Question

Given that $\sqrt {1225} = 35$ , find the value of $\sqrt {12.25} + \sqrt {0.1225} + \sqrt {0.001225} .$

A. $0.3885$

B. $388.5$

C. $38.85$

D. $3.885$

Answer 1

Hint- We have to use the given square root of \[1225\] to solve this question, so at first we will write the equation in fractional form further we will take the square root of denominator and numerator and at last we will simply add all the terms.

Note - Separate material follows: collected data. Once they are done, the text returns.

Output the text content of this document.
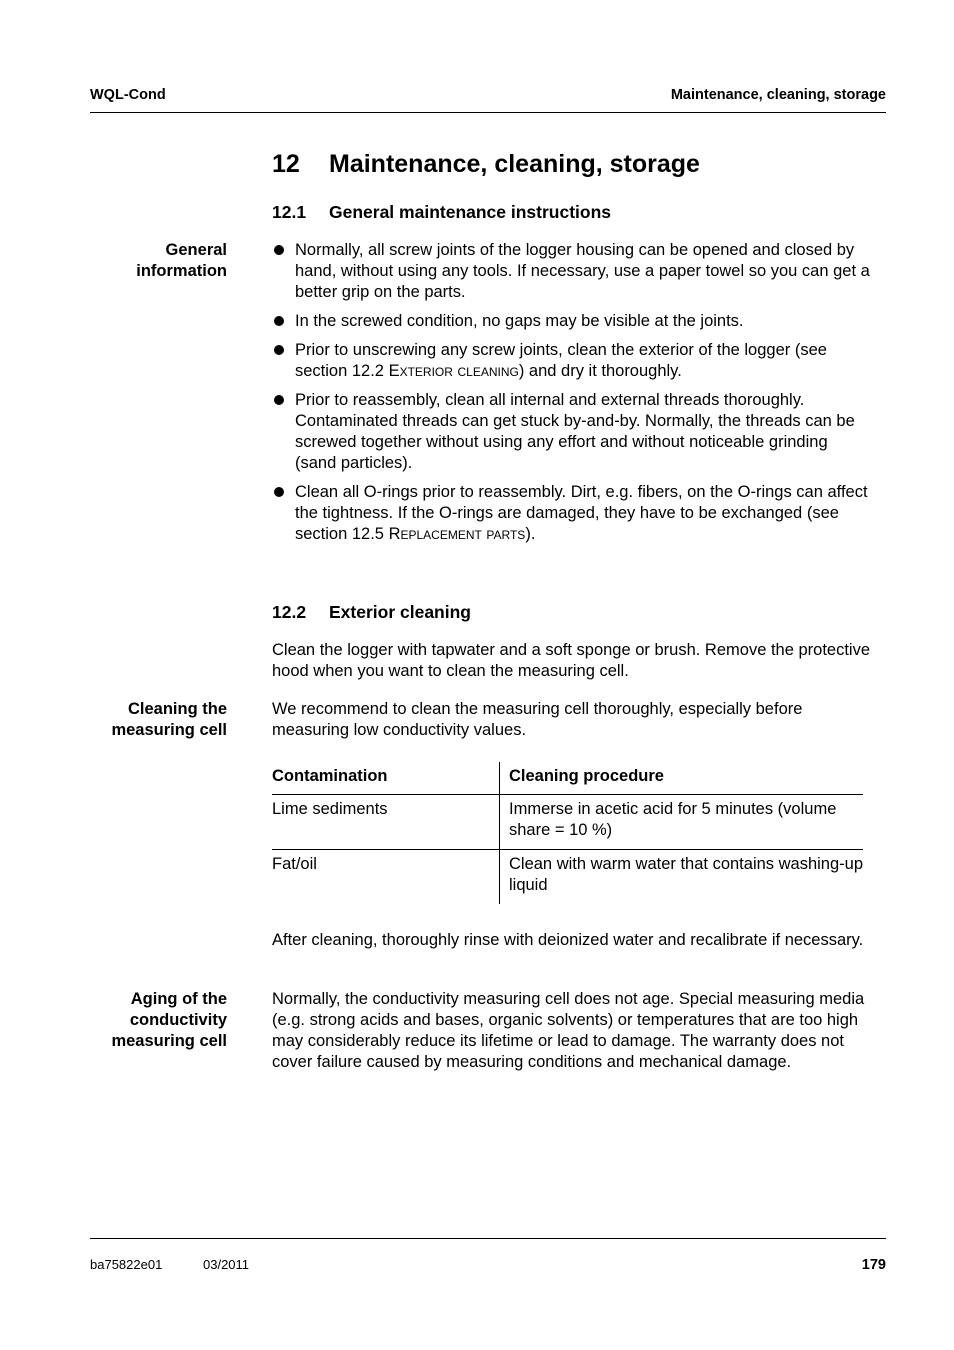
WQL-Cond	Maintenance, cleaning, storage
12 Maintenance, cleaning, storage
12.1 General maintenance instructions
General
information
Normally, all screw joints of the logger housing can be opened and closed by hand, without using any tools. If necessary, use a paper towel so you can get a better grip on the parts.
In the screwed condition, no gaps may be visible at the joints.
Prior to unscrewing any screw joints, clean the exterior of the logger (see section 12.2 Exterior cleaning) and dry it thoroughly.
Prior to reassembly, clean all internal and external threads thoroughly. Contaminated threads can get stuck by-and-by. Normally, the threads can be screwed together without using any effort and without noticeable grinding (sand particles).
Clean all O-rings prior to reassembly. Dirt, e.g. fibers, on the O-rings can affect the tightness. If the O-rings are damaged, they have to be exchanged (see section 12.5 Replacement parts).
12.2 Exterior cleaning
Clean the logger with tapwater and a soft sponge or brush. Remove the protective hood when you want to clean the measuring cell.
Cleaning the
measuring cell
We recommend to clean the measuring cell thoroughly, especially before measuring low conductivity values.
Contamination	Cleaning procedure
Lime sediments	Immerse in acetic acid for 5 minutes (volume share = 10 %)
Fat/oil	Clean with warm water that contains washing-up liquid
After cleaning, thoroughly rinse with deionized water and recalibrate if necessary.
Aging of the
conductivity
measuring cell
Normally, the conductivity measuring cell does not age. Special measuring media (e.g. strong acids and bases, organic solvents) or temperatures that are too high may considerably reduce its lifetime or lead to damage. The warranty does not cover failure caused by measuring conditions and mechanical damage.
ba75822e01	03/2011	179
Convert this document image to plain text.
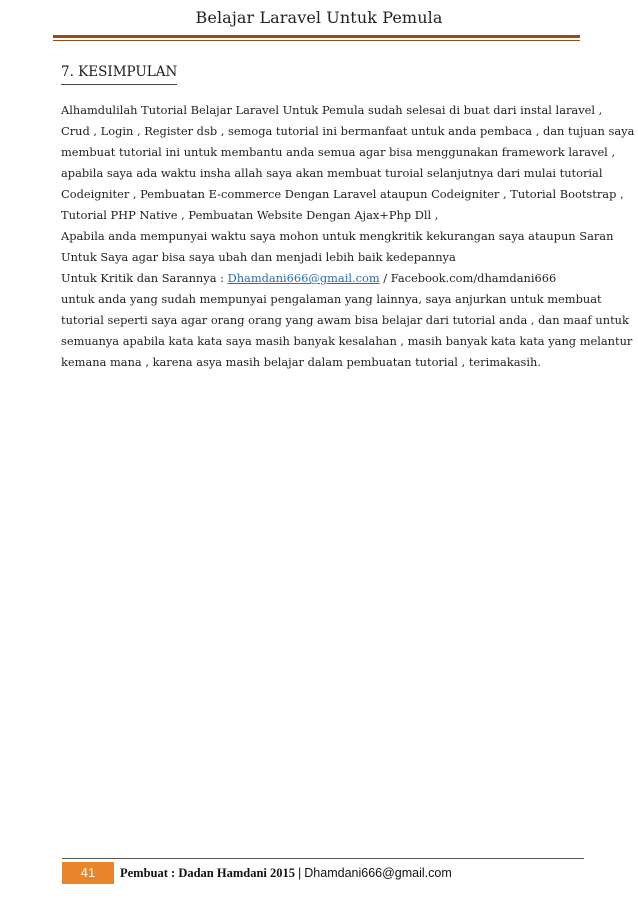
Belajar Laravel Untuk Pemula
7. KESIMPULAN
Alhamdulilah Tutorial Belajar Laravel Untuk Pemula sudah selesai di buat dari instal laravel ,
Crud , Login , Register dsb , semoga tutorial ini bermanfaat untuk anda pembaca , dan tujuan saya
membuat tutorial ini untuk membantu anda semua agar bisa menggunakan framework laravel ,
apabila saya ada waktu insha allah saya akan membuat turoial selanjutnya dari mulai tutorial
Codeigniter , Pembuatan E-commerce Dengan Laravel ataupun Codeigniter , Tutorial Bootstrap ,
Tutorial PHP Native , Pembuatan Website Dengan Ajax+Php Dll ,
Apabila anda mempunyai waktu saya mohon untuk mengkritik kekurangan saya ataupun Saran
Untuk Saya agar bisa saya ubah dan menjadi lebih baik kedepannya
Untuk Kritik dan Sarannya : Dhamdani666@gmail.com / Facebook.com/dhamdani666
untuk anda yang sudah mempunyai pengalaman yang lainnya, saya anjurkan untuk membuat
tutorial seperti saya agar orang orang yang awam bisa belajar dari tutorial anda , dan maaf untuk
semuanya apabila kata kata saya masih banyak kesalahan , masih banyak kata kata yang melantur
kemana mana , karena asya masih belajar dalam pembuatan tutorial , terimakasih.
41	Pembuat : Dadan Hamdani 2015 | Dhamdani666@gmail.com
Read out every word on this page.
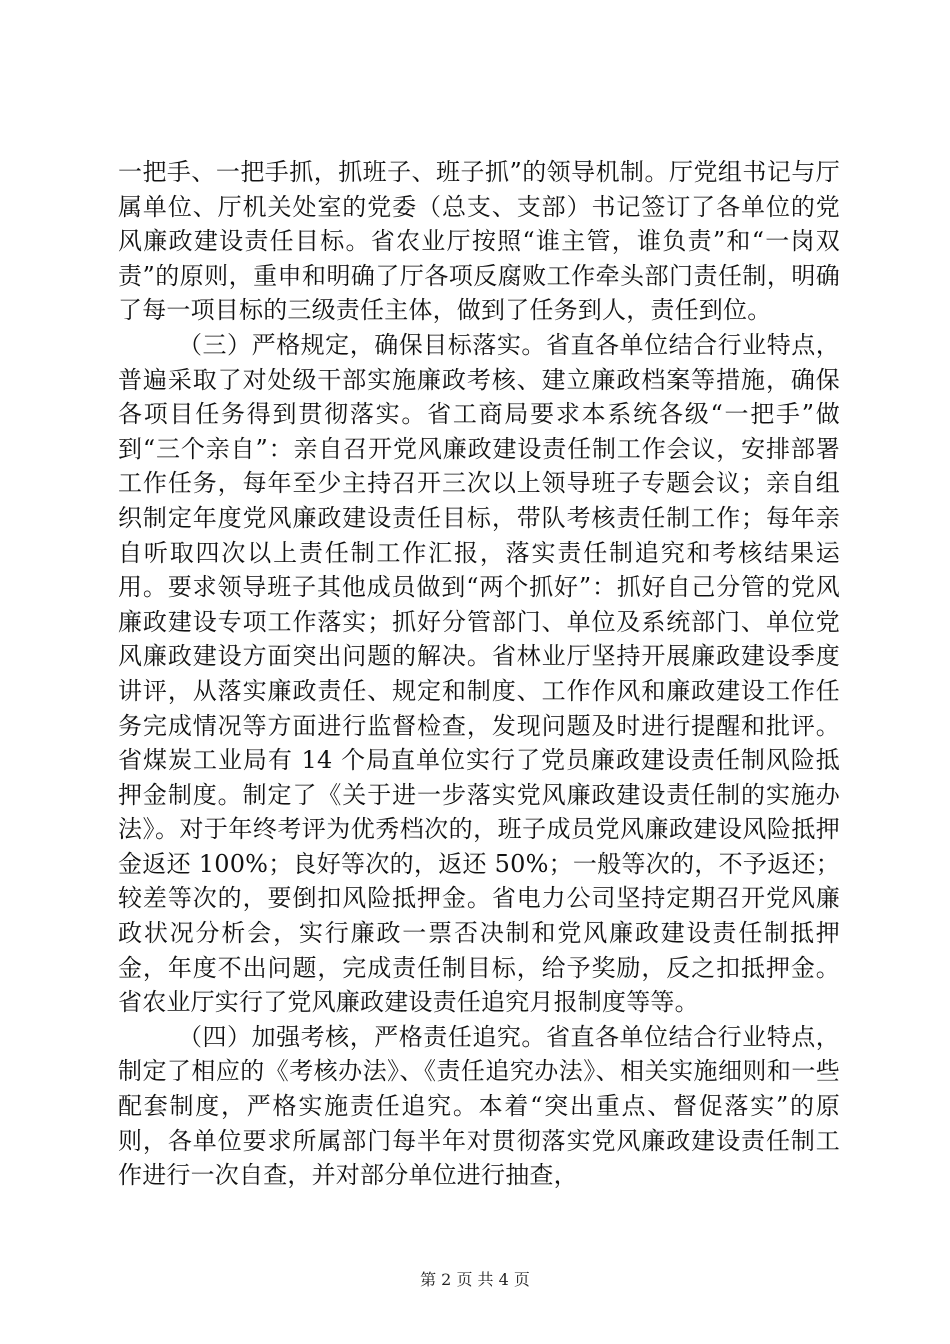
一把手、一把手抓，抓班子、班子抓”的领导机制。厅党组书记与厅属单位、厅机关处室的党委（总支、支部）书记签订了各单位的党风廉政建设责任目标。省农业厅按照“谁主管，谁负责”和“一岗双责”的原则，重申和明确了厅各项反腐败工作牵头部门责任制，明确了每一项目标的三级责任主体，做到了任务到人，责任到位。

（三）严格规定，确保目标落实。省直各单位结合行业特点，普遍采取了对处级干部实施廉政考核、建立廉政档案等措施，确保各项目任务得到贯彻落实。省工商局要求本系统各级“一把手”做到“三个亲自”：亲自召开党风廉政建设责任制工作会议，安排部署工作任务，每年至少主持召开三次以上领导班子专题会议；亲自组织制定年度党风廉政建设责任目标，带队考核责任制工作；每年亲自听取四次以上责任制工作汇报，落实责任制追究和考核结果运用。要求领导班子其他成员做到“两个抓好”：抓好自己分管的党风廉政建设专项工作落实；抓好分管部门、单位及系统部门、单位党风廉政建设方面突出问题的解决。省林业厅坚持开展廉政建设季度讲评，从落实廉政责任、规定和制度、工作作风和廉政建设工作任务完成情况等方面进行监督检查，发现问题及时进行提醒和批评。省煤炭工业局有 14 个局直单位实行了党员廉政建设责任制风险抵押金制度。制定了《关于进一步落实党风廉政建设责任制的实施办法》。对于年终考评为优秀档次的，班子成员党风廉政建设风险抵押金返还 100%；良好等次的，返还 50%；一般等次的，不予返还；较差等次的，要倒扣风险抵押金。省电力公司坚持定期召开党风廉政状况分析会，实行廉政一票否决制和党风廉政建设责任制抵押金，年度不出问题，完成责任制目标，给予奖励，反之扣抵押金。省农业厅实行了党风廉政建设责任追究月报制度等等。

（四）加强考核，严格责任追究。省直各单位结合行业特点，制定了相应的《考核办法》、《责任追究办法》、相关实施细则和一些配套制度，严格实施责任追究。本着“突出重点、督促落实”的原则，各单位要求所属部门每半年对贯彻落实党风廉政建设责任制工作进行一次自查，并对部分单位进行抽查，

第 2 页 共 4 页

Complete step-by-step answer:
Given that $\sqrt {1225} = 35$
We have to find the value of $\sqrt {12.25} + \sqrt {0.1225} + \sqrt {0.001225} .$
Here we will first convert the term above into fractional form by removing decimal, so we have

\[
  \sqrt {12.25} = \sqrt {1225/100} \\
  \sqrt {0.1225} = \sqrt {1225/10000} \\
  \sqrt {0.001225} = \sqrt {1225/1000000} \\
\]
Now we're going to take square denominator root as well as numerator separately, so we get
\[\sqrt {1225/100} + \sqrt {1225/10000} + \sqrt {1225/1000000} \] \[ - (1)\]
As we know that
\[\begin{array}{*{20}{l}}
  {\sqrt {100} {\text{ }} = {\text{ }}10} \\
  \; \\
  {\sqrt {10000} = {\text{ }}100} \\
  \; \\
  {\sqrt {1000000} {\text{ }} = {\text{ }}1000}
\end{array}\]
And given $\sqrt {1225} = 35$
Substitute all the square root values in equation 1, we will get
\[35/10 + 35/100 + 35/1000\]
Further dividing all the term separately we get
\[3.5 + {\text{ }}0.35{\text{ }} + {\text{ }}0.035\]
Now , simply we will add all the term
\[3.885\]

Hence the correct answer is option D.

Note-Each non-negative real number$X$ has a unique non-negative square root, called the principal square root, denoted by$\sqrt X $, where the symbol $\sqrt {} $ is called the radical sign or radix.